Corona-Impfung

Zahl der Toten in Israel überschritt Marke von 7.000

Die Zahl der Todesfälle in Israel im Zusammenhang mit einer Corona-Infektion hat die Marke von 7.000 überschritten. Die Gesamtzahl der Menschen, die nach einer Infektion mit dem Erreger Sars-CoV-2 starben, stieg auf 7.030, wie das Gesundheitsministerium am Montagabend mitteilte. Die Marke von 6.000 Todesfällen war in Israel am 15. März überschritten worden. Zum Jahreswechsel hatte die Zahl der Toten etwa 3.400 betragen, Anfang Februar waren 5.000 verzeichnet worden.

red/Agenturen

Der Erreger SARS-CoV-2 ist nach Angaben des Gesundheitsministeriums seit Beginn der Pandemie bei mehr als einer Million Menschen in Israel nachgewiesen worden. Israel hat rund neun Millionen Einwohner. Das Gesundheitsministerium hatte am Sonntag mitgeteilt, dass in Israel alle Bürger von zwölf Jahren an eine dritte Impfdosis gegen das Coronavirus erhalten können. Zuletzt galt eine Altersgrenze von 30 Jahren für die Auffrischungsimpfung. Es müssen außerdem mindestens fünf Monate seit der zweiten Impfung vergangen sein.

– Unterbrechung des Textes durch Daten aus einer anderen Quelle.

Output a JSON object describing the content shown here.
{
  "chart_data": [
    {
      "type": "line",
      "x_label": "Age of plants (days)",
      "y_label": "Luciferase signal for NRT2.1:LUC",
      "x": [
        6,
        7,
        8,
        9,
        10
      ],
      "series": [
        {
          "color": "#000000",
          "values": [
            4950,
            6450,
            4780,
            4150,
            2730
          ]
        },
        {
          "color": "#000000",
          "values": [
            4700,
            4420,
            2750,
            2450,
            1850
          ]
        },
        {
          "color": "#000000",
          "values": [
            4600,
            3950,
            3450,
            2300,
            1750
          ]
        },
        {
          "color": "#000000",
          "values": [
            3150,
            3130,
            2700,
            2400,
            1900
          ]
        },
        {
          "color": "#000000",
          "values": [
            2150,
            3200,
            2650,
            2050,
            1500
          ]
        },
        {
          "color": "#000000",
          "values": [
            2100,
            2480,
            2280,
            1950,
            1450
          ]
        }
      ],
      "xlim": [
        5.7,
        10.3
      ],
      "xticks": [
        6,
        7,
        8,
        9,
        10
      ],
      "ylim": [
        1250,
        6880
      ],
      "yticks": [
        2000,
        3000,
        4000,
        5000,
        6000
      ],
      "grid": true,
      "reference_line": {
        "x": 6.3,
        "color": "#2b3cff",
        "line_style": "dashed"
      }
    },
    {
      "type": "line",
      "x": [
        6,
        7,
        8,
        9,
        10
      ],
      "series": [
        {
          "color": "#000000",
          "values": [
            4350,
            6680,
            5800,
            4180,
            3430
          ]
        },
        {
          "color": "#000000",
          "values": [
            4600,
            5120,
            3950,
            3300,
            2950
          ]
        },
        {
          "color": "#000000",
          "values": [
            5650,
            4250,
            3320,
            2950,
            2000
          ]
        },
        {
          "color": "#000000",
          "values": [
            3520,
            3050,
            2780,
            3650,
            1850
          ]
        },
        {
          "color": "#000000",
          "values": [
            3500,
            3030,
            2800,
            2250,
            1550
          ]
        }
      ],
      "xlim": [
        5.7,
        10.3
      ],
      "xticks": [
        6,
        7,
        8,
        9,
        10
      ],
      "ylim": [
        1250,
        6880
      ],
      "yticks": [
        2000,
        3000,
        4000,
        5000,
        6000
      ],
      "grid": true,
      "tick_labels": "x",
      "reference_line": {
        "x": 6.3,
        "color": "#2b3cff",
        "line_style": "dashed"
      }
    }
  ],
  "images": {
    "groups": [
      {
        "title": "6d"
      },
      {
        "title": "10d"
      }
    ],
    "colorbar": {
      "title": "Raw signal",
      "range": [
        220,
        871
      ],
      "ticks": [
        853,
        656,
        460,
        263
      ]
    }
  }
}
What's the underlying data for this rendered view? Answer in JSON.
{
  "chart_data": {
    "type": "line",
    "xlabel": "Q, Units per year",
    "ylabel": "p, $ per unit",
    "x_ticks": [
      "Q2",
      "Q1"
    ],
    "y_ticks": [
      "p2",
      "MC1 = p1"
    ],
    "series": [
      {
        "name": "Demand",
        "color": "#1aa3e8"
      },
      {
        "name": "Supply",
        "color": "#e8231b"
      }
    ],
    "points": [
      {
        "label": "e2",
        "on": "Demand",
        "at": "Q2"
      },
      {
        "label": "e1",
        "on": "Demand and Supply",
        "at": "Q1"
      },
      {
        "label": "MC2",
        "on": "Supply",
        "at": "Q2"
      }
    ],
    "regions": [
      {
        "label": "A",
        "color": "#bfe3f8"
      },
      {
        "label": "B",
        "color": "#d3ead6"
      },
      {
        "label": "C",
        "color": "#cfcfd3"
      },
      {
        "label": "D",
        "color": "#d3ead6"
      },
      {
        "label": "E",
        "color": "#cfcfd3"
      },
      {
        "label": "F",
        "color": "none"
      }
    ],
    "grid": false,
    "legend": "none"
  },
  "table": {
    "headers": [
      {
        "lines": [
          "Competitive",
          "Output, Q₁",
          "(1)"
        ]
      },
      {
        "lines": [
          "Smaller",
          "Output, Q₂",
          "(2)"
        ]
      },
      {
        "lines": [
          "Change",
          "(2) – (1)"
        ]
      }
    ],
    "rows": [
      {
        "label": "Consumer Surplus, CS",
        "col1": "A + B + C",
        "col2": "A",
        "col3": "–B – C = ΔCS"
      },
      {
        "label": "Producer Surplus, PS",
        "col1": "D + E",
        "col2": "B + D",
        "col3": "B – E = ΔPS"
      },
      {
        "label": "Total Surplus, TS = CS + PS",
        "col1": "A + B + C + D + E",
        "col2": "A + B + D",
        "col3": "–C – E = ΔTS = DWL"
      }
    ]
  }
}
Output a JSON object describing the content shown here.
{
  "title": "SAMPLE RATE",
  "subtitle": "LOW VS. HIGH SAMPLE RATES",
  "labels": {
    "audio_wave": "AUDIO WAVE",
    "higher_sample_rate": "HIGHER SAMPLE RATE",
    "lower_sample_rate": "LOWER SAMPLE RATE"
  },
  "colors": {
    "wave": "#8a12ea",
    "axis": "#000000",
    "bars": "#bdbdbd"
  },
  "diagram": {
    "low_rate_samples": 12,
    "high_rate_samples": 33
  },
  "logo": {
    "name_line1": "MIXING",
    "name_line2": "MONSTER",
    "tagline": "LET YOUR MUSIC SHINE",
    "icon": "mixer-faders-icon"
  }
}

59 Prozent der Israelis geimpft

In Israel wird fast ausschließlich das Präparat von Biontech/Pfizer gespritzt. Seit Ende Juli verabreicht das Land als erstes weltweit dritte Impfungen gegen das Coronavirus, rund zwei Millionen sind bereits dreifach geimpft. Knapp 59 Prozent der Bürger haben zwei Impfdosen erhalten.

Hintergrund der Entscheidung für eine dritte Impfung sind Zahlen des Gesundheitsministeriums, wonach die Effektivität der Biontech/Pfizer-Impfung seit Anfang Juni stark nachgelassen hat. Gleichzeitig verbreitete sich die Delta-Variante, die als besonders ansteckend gilt.